Fans bet a record $138.5 million on Super Bowl 51 at Nevada sports books. The house won as usual with Vegas netting $10.9 million. Las Vegas has lost money on only two Super Bowls over the past quarter-century. Betting in Vegas is a drop in the bucket of the total gambling pool with the American Gaming Association estimating $4.5 billion was wagered illegally on the game last year.
Super Bowl commercials
- A 30-second commercial during the first championship game cost $42,000 which translates into $301,000 today. A 30-second commercial during this year’s game starts at $5 million and could go higher, depending on its placement during the game.
- The most money ever spent on a single ad was the $12.4 million Chrysler spent on their 2011 “Imported from Detroit”two-minute commercial. Some people criticized Chrysler for spending that much on a single ad. However, Chrysler’s sales shot up 50 percent, and Detroit got a welcome boost in morale and image across the country.

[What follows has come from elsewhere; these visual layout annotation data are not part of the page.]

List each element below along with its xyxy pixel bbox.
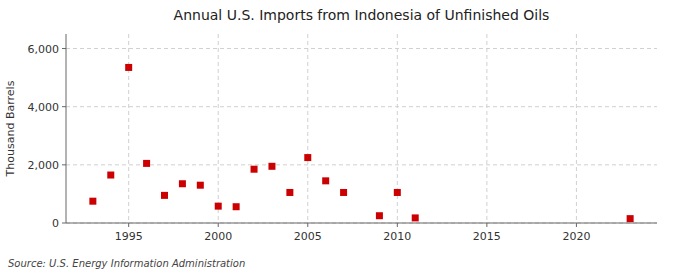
point [322,177,329,184]
y-grid-line [66,48,657,49]
point [376,212,383,219]
point [161,192,168,199]
point [215,203,222,210]
chart-title: Annual U.S. Imports from Indonesia of Un… [174,7,550,23]
chart-svg: 0 2,000 4,000 6,000 1995 2000 2005 2010 2015 2020… [0,0,675,275]
x-tick [486,223,487,227]
point [340,189,347,196]
x-grid-line [128,34,129,223]
point [304,154,311,161]
point [125,64,132,71]
point [143,160,150,167]
point [89,198,96,205]
y-tick [62,164,66,165]
axes: 0 2,000 4,000 6,000 1995 2000 2005 2010 2015 2020 [28,34,658,243]
x-tick [307,223,308,227]
chart-container: 0 2,000 4,000 6,000 1995 2000 2005 2010 2015 2020… [0,0,675,275]
x-grid-line [307,34,308,223]
grid [66,34,657,223]
x-tick-label: 2005 [294,230,322,243]
point [627,215,634,222]
point [107,172,114,179]
point [268,163,275,170]
x-tick-label: 2010 [383,230,411,243]
y-tick [62,106,66,107]
point [412,214,419,221]
points [89,64,633,222]
y-tick-label: 4,000 [28,101,60,114]
x-grid-line [576,34,577,223]
y-tick-label: 6,000 [28,43,60,56]
point [394,189,401,196]
x-tick [397,223,398,227]
y-tick [62,48,66,49]
y-axis-line [66,34,67,223]
y-tick-label: 0 [52,217,59,230]
y-grid-line [66,106,657,107]
x-tick-label: 1995 [115,230,143,243]
point [179,180,186,187]
point [233,203,240,210]
y-tick-label: 2,000 [28,159,60,172]
x-tick-label: 2000 [204,230,232,243]
x-tick [576,223,577,227]
x-tick [128,223,129,227]
x-tick [218,223,219,227]
point [286,189,293,196]
x-grid-line [486,34,487,223]
point [251,166,258,173]
y-grid-line [66,223,657,224]
y-tick [62,223,66,224]
source-note: Source: U.S. Energy Information Administ… [8,258,245,269]
x-grid-line [218,34,219,223]
y-axis-label: Thousand Barrels [4,80,17,177]
x-tick-label: 2015 [473,230,501,243]
y-grid-line [66,164,657,165]
x-tick-label: 2020 [562,230,590,243]
x-axis-line [66,223,657,224]
point [197,182,204,189]
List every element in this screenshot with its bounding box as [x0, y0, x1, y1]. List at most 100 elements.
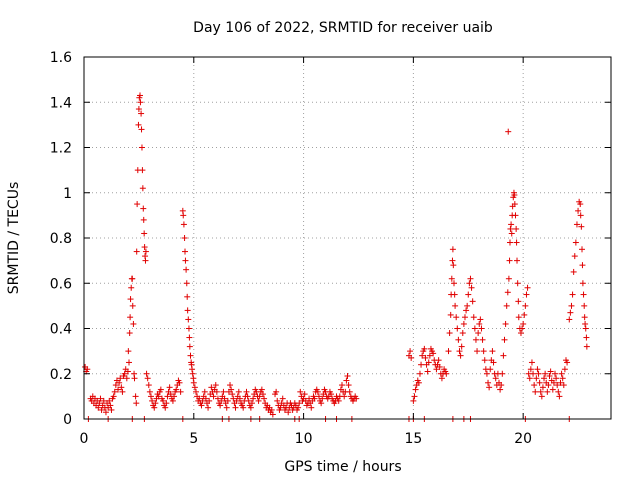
data-point [116, 379, 123, 386]
data-point [339, 382, 346, 389]
data-point [582, 325, 589, 332]
data-point [407, 348, 414, 355]
data-point [561, 366, 568, 373]
data-point [457, 352, 464, 359]
data-point [557, 379, 564, 386]
data-point [217, 402, 224, 409]
data-point [181, 235, 188, 241]
data-point [474, 348, 481, 355]
data-point [541, 375, 548, 382]
data-point [118, 384, 125, 391]
grid [84, 57, 611, 419]
data-point [515, 298, 522, 305]
data-point [426, 352, 433, 359]
data-point [481, 357, 488, 364]
data-point [145, 382, 152, 389]
data-point [141, 230, 148, 237]
data-point [553, 375, 560, 382]
data-point [531, 382, 538, 389]
chart-title: Day 106 of 2022, SRMTID for receiver uai… [193, 20, 493, 36]
data-point [577, 212, 584, 219]
data-point [532, 388, 539, 395]
data-point [461, 314, 468, 321]
data-point [579, 280, 586, 287]
data-point [129, 275, 136, 282]
data-point [191, 384, 198, 391]
data-point [247, 404, 254, 411]
data-point [142, 248, 149, 255]
data-point [183, 280, 190, 287]
data-point [559, 375, 566, 382]
x-tick-label: 10 [295, 431, 313, 447]
data-point [224, 397, 231, 404]
data-point [213, 388, 220, 395]
data-point [311, 395, 318, 402]
data-point [182, 257, 189, 264]
data-point [459, 330, 466, 337]
data-point [301, 391, 308, 398]
data-point [155, 393, 162, 400]
data-point [335, 397, 342, 404]
data-point [521, 311, 528, 318]
data-point [308, 404, 315, 411]
data-point [198, 402, 205, 409]
data-point [341, 393, 348, 400]
data-point [273, 388, 280, 395]
data-point [106, 397, 113, 404]
data-point [186, 343, 193, 350]
data-point [450, 280, 457, 287]
data-point [458, 343, 465, 350]
data-point [513, 239, 520, 246]
data-point [408, 354, 415, 361]
data-point [472, 336, 479, 343]
data-point [184, 307, 191, 314]
data-point [126, 359, 133, 366]
data-point [489, 348, 496, 355]
data-point [542, 370, 549, 377]
data-point [180, 221, 187, 228]
data-point [438, 375, 445, 382]
data-point [142, 257, 149, 264]
data-point [566, 316, 573, 323]
data-point [416, 370, 423, 377]
data-point [469, 298, 476, 305]
y-tick-label: 1 [63, 186, 72, 202]
data-point [479, 336, 486, 343]
data-point [499, 370, 506, 377]
data-point [447, 311, 454, 318]
data-point [483, 370, 490, 377]
data-point [500, 352, 507, 359]
data-point [571, 253, 578, 260]
data-point [508, 221, 515, 228]
data-point [508, 230, 515, 237]
y-axis-ticks: 0 0.2 0.4 0.6 0.8 1 1.2 1.4 1.6 [50, 50, 611, 428]
data-point [514, 257, 521, 264]
data-point [243, 388, 250, 395]
data-point [452, 302, 459, 309]
data-point [475, 330, 482, 337]
data-point [126, 330, 133, 337]
data-point [123, 375, 130, 382]
data-point [478, 325, 485, 332]
data-point [107, 402, 114, 409]
data-point [261, 395, 268, 402]
data-point [127, 314, 134, 321]
data-point [230, 395, 237, 402]
data-point [511, 192, 518, 199]
data-point [580, 291, 587, 298]
data-point [449, 246, 456, 253]
data-point [220, 388, 227, 395]
data-point [139, 185, 146, 192]
data-point [277, 404, 284, 411]
data-point [182, 248, 189, 255]
data-point [138, 126, 145, 133]
data-point [581, 314, 588, 321]
data-point [144, 375, 151, 382]
data-point [319, 395, 326, 402]
data-point [578, 223, 585, 230]
data-point [169, 397, 176, 404]
data-point [545, 382, 552, 389]
data-point [550, 379, 557, 386]
data-point [201, 388, 208, 395]
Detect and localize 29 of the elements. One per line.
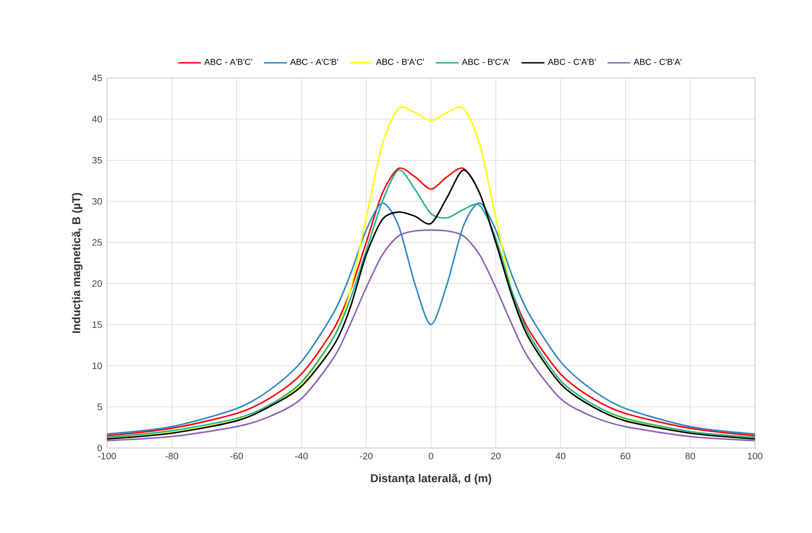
legend-label: ABC - A'C'B' [290, 58, 338, 65]
x-tick-label: -80 [165, 452, 178, 460]
y-tick-label: 5 [97, 404, 102, 410]
legend-label: ABC - C'B'A' [634, 58, 682, 65]
x-tick-label: -60 [230, 452, 243, 460]
y-tick-label: 10 [92, 362, 102, 370]
legend-label: ABC - C'A'B' [548, 58, 596, 65]
legend-label: ABC - B'C'A' [462, 58, 510, 65]
x-tick-label: 80 [685, 452, 696, 460]
x-axis-title: Distanța laterală, d (m) [370, 474, 492, 485]
x-tick-label: 60 [620, 452, 630, 460]
x-tick-label: -20 [360, 452, 373, 460]
x-tick-label: 40 [556, 452, 566, 460]
x-tick-label: 100 [748, 452, 762, 460]
y-tick-label: 25 [92, 239, 102, 246]
y-tick-label: 15 [92, 321, 102, 328]
x-tick-label: 0 [428, 452, 434, 460]
legend-label: ABC - A'B'C' [204, 58, 252, 65]
y-tick-label: 45 [92, 74, 102, 82]
legend-label: ABC - B'A'C' [376, 58, 424, 65]
x-tick-label: 20 [491, 452, 501, 460]
x-tick-label: -40 [295, 452, 308, 460]
y-tick-label: 20 [92, 280, 102, 287]
x-tick-label: -100 [98, 452, 116, 460]
y-axis-title: Inducția magnetică, B (µT) [72, 192, 83, 333]
y-tick-label: 0 [97, 444, 102, 452]
y-tick-label: 40 [92, 116, 102, 122]
y-tick-label: 35 [92, 156, 102, 164]
y-tick-label: 30 [92, 198, 102, 205]
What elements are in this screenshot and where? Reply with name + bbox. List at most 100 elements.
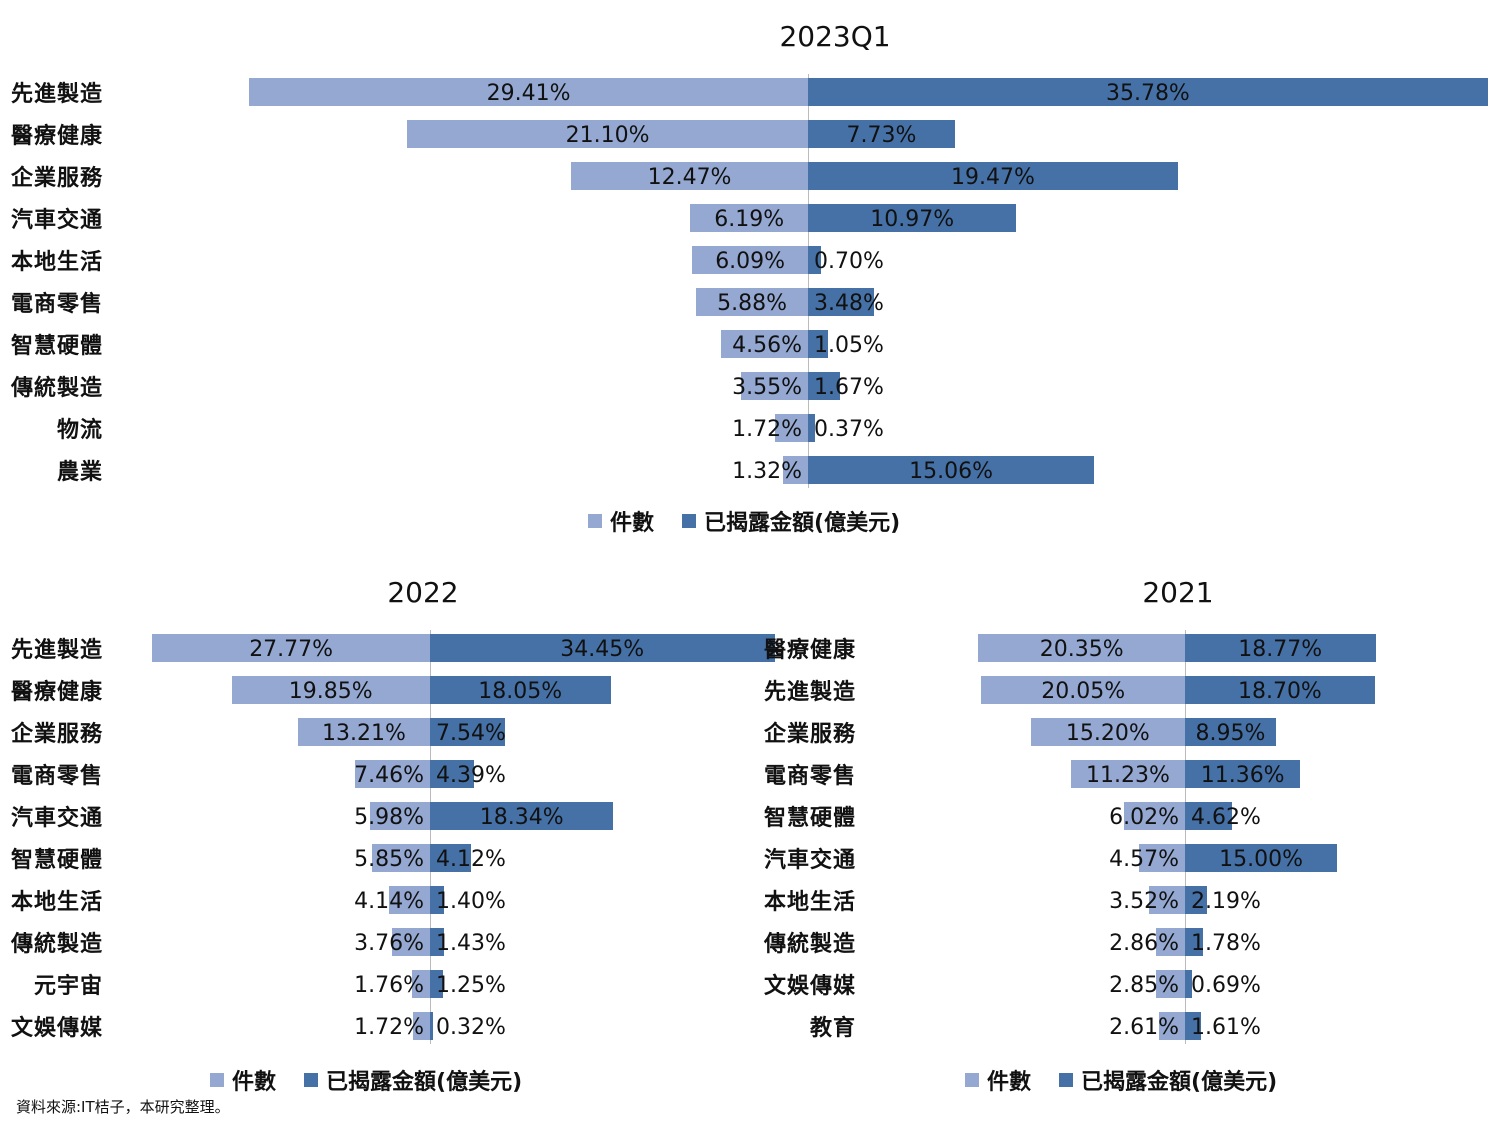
chart-2021-category-label: 智慧硬體 xyxy=(763,806,856,831)
chart-2022-amount-bar xyxy=(430,928,445,956)
legend-count-label: 件數 xyxy=(232,1070,277,1095)
chart-2022-category-label: 電商零售 xyxy=(10,764,103,789)
chart-2022-count-bar xyxy=(371,844,430,872)
chart-2023q1-category-label: 傳統製造 xyxy=(10,376,103,401)
chart-2023q1-amount-value-label: 3.48% xyxy=(814,291,884,316)
chart-2022-count-bar xyxy=(370,802,430,830)
chart-2023q1-count-value-label: 6.09% xyxy=(715,249,786,274)
chart-2021-amount-value-label: 8.95% xyxy=(1195,721,1266,746)
chart-2022-count-value-label: 27.77% xyxy=(249,637,334,662)
chart-2022-amount-bar xyxy=(430,886,444,914)
chart-2021-count-bar xyxy=(1138,844,1185,872)
legend-item-count: 件數 xyxy=(210,1064,276,1096)
chart-2023q1-category-label: 企業服務 xyxy=(10,166,103,191)
chart-2023q1-count-bar xyxy=(782,456,808,484)
chart-2021-amount-bar xyxy=(1185,634,1376,662)
chart-2022-category-label: 智慧硬體 xyxy=(10,848,103,873)
chart-2021-category-label: 先進製造 xyxy=(763,680,856,705)
chart-2023q1-amount-value-label: 1.05% xyxy=(814,333,884,358)
chart-2022-category-label: 文娛傳媒 xyxy=(10,1016,103,1041)
chart-2022-amount-value-label: 34.45% xyxy=(560,637,645,662)
chart-2021-amount-bar xyxy=(1185,886,1208,914)
chart-2021-amount-bar xyxy=(1185,718,1276,746)
chart-2023q1-title: 2023Q1 xyxy=(779,20,891,53)
chart-2022-count-bar xyxy=(297,718,430,746)
chart-2023q1-amount-value-label: 15.06% xyxy=(909,459,993,484)
chart-2022-count-value-label: 13.21% xyxy=(321,721,406,746)
chart-2023q1-category-label: 智慧硬體 xyxy=(10,334,103,359)
chart-2021-amount-bar xyxy=(1185,844,1338,872)
chart-2023q1-amount-bar xyxy=(808,414,816,442)
chart-2023q1-amount-value-label: 0.70% xyxy=(814,249,884,274)
legend-amount-label: 已揭露金額(億美元) xyxy=(1081,1070,1278,1095)
chart-2022-amount-value-label: 4.12% xyxy=(436,847,506,872)
chart-2022-amount-bar xyxy=(430,676,611,704)
legend-amount-label: 已揭露金額(億美元) xyxy=(326,1070,523,1095)
chart-2021-count-bar xyxy=(981,676,1185,704)
chart-2021-amount-bar xyxy=(1185,760,1301,788)
chart-2023q1-count-bar xyxy=(696,288,808,316)
chart-2022-amount-value-label: 0.32% xyxy=(436,1015,506,1040)
chart-2021-category-label: 文娛傳媒 xyxy=(763,974,856,999)
chart-2022-category-label: 汽車交通 xyxy=(10,806,103,831)
chart-2021-category-label: 醫療健康 xyxy=(763,638,856,663)
chart-2022-category-label: 先進製造 xyxy=(10,638,103,663)
chart-2022-count-value-label: 7.46% xyxy=(354,763,424,788)
chart-2021-amount-bar xyxy=(1185,1012,1202,1040)
chart-2023q1-category-label: 物流 xyxy=(56,418,103,443)
chart-2021-category-label: 教育 xyxy=(809,1016,856,1041)
chart-2021-legend: 件數 已揭露金額(億美元) xyxy=(965,1064,1305,1096)
chart-2022-count-value-label: 3.76% xyxy=(354,931,424,956)
legend-amount-label: 已揭露金額(億美元) xyxy=(704,511,901,536)
chart-2021-title: 2021 xyxy=(1142,576,1214,609)
chart-2021-amount-value-label: 4.62% xyxy=(1191,805,1261,830)
chart-2021-amount-value-label: 18.77% xyxy=(1238,637,1323,662)
chart-2022-category-label: 醫療健康 xyxy=(10,680,103,705)
chart-2022-category-label: 企業服務 xyxy=(10,722,103,747)
legend-amount-swatch xyxy=(1059,1073,1074,1087)
chart-2021-count-bar xyxy=(1123,802,1185,830)
chart-2023q1-amount-value-label: 1.67% xyxy=(814,375,884,400)
chart-2021-category-label: 電商零售 xyxy=(763,764,856,789)
chart-2022-title: 2022 xyxy=(387,576,459,609)
chart-2021-count-value-label: 2.85% xyxy=(1109,973,1179,998)
chart-2021-count-value-label: 20.05% xyxy=(1041,679,1126,704)
chart-2023q1-count-value-label: 3.55% xyxy=(732,375,802,400)
chart-2021-amount-value-label: 1.61% xyxy=(1191,1015,1261,1040)
chart-2023q1-amount-value-label: 19.47% xyxy=(951,165,1035,190)
chart-2023q1-count-value-label: 1.32% xyxy=(732,459,802,484)
chart-2022-count-bar xyxy=(388,886,430,914)
chart-2021-amount-value-label: 0.69% xyxy=(1191,973,1261,998)
chart-2021-center-axis xyxy=(1185,630,1186,1044)
chart-2022-amount-value-label: 1.40% xyxy=(436,889,506,914)
chart-2021-category-label: 企業服務 xyxy=(763,722,856,747)
chart-2022-count-value-label: 5.85% xyxy=(354,847,424,872)
chart-2023q1-amount-bar xyxy=(808,120,955,148)
chart-2021-amount-value-label: 18.70% xyxy=(1237,679,1322,704)
chart-2022-count-bar xyxy=(355,760,430,788)
chart-2022-count-value-label: 1.76% xyxy=(354,973,424,998)
chart-2023q1-amount-bar xyxy=(808,204,1017,232)
chart-2022-center-axis xyxy=(430,630,431,1044)
chart-2022-count-bar xyxy=(412,970,430,998)
chart-2021-category-label: 傳統製造 xyxy=(763,932,856,957)
chart-2023q1-count-value-label: 12.47% xyxy=(647,165,732,190)
chart-2023q1-amount-bar xyxy=(808,246,822,274)
chart-2023q1-amount-value-label: 35.78% xyxy=(1105,81,1190,106)
chart-2022-count-value-label: 4.14% xyxy=(354,889,424,914)
chart-2022-category-label: 傳統製造 xyxy=(10,932,103,957)
legend-count-swatch xyxy=(588,514,602,528)
chart-2021-amount-value-label: 15.00% xyxy=(1219,847,1304,872)
legend-count-label: 件數 xyxy=(610,511,655,536)
chart-2023q1-legend: 件數 已揭露金額(億美元) xyxy=(588,505,928,537)
chart-2021-amount-bar xyxy=(1185,676,1375,704)
chart-2023q1-category-label: 農業 xyxy=(56,460,103,485)
chart-2023q1-count-bar xyxy=(721,330,808,358)
chart-2022-amount-value-label: 4.39% xyxy=(436,763,506,788)
legend-count-swatch xyxy=(965,1073,979,1087)
chart-2022-amount-bar xyxy=(430,634,775,662)
chart-2021-amount-bar xyxy=(1185,802,1232,830)
chart-2021-count-bar xyxy=(1158,1012,1185,1040)
chart-2022-amount-value-label: 1.25% xyxy=(436,973,506,998)
chart-2023q1-amount-value-label: 0.37% xyxy=(814,417,884,442)
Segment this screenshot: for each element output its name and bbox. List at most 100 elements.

- With a few exceptions, Super Bowl commercials went generally unnoticed until the groundbreaking “Big Brother” spot during the 1984 Super Bowl for Apple’s Macintosh computer. Many Madison Avenue executives believe this spot revolutionized the ad industry. In fact, it’s still studied in collegiate marketing classes even today. Despite being the most recognized and memorable TV ads ever made, the spot ran just the one time.
Super Bowl food
Super Bowl Sunday is the second-highest food consumption day of the year in America behind Thanksgiving. Experts estimate that Americans consume 325.5 million gallons of beer and 1.25 billion chicken wings during the Super Bowl.
According to the Daily Meal, these are the ten most popular Super Bowl party foods ranked from tenth-place to first:
10. Potato Skins
9. Jalapeno Poppers
8. Pigs in a Blanket
7. Deviled Eggs
6. Pulled Pork sandwiches
3. Chicken Wings
And the #1 favorite Super Bowl food is … PIZZA!
So there is your guide to the Super Bowl you can use to impress someone at your boss’ party. Just remember to not bet your boss on your new-found knowledge because, like the New England Patriots, bosses hate to lose.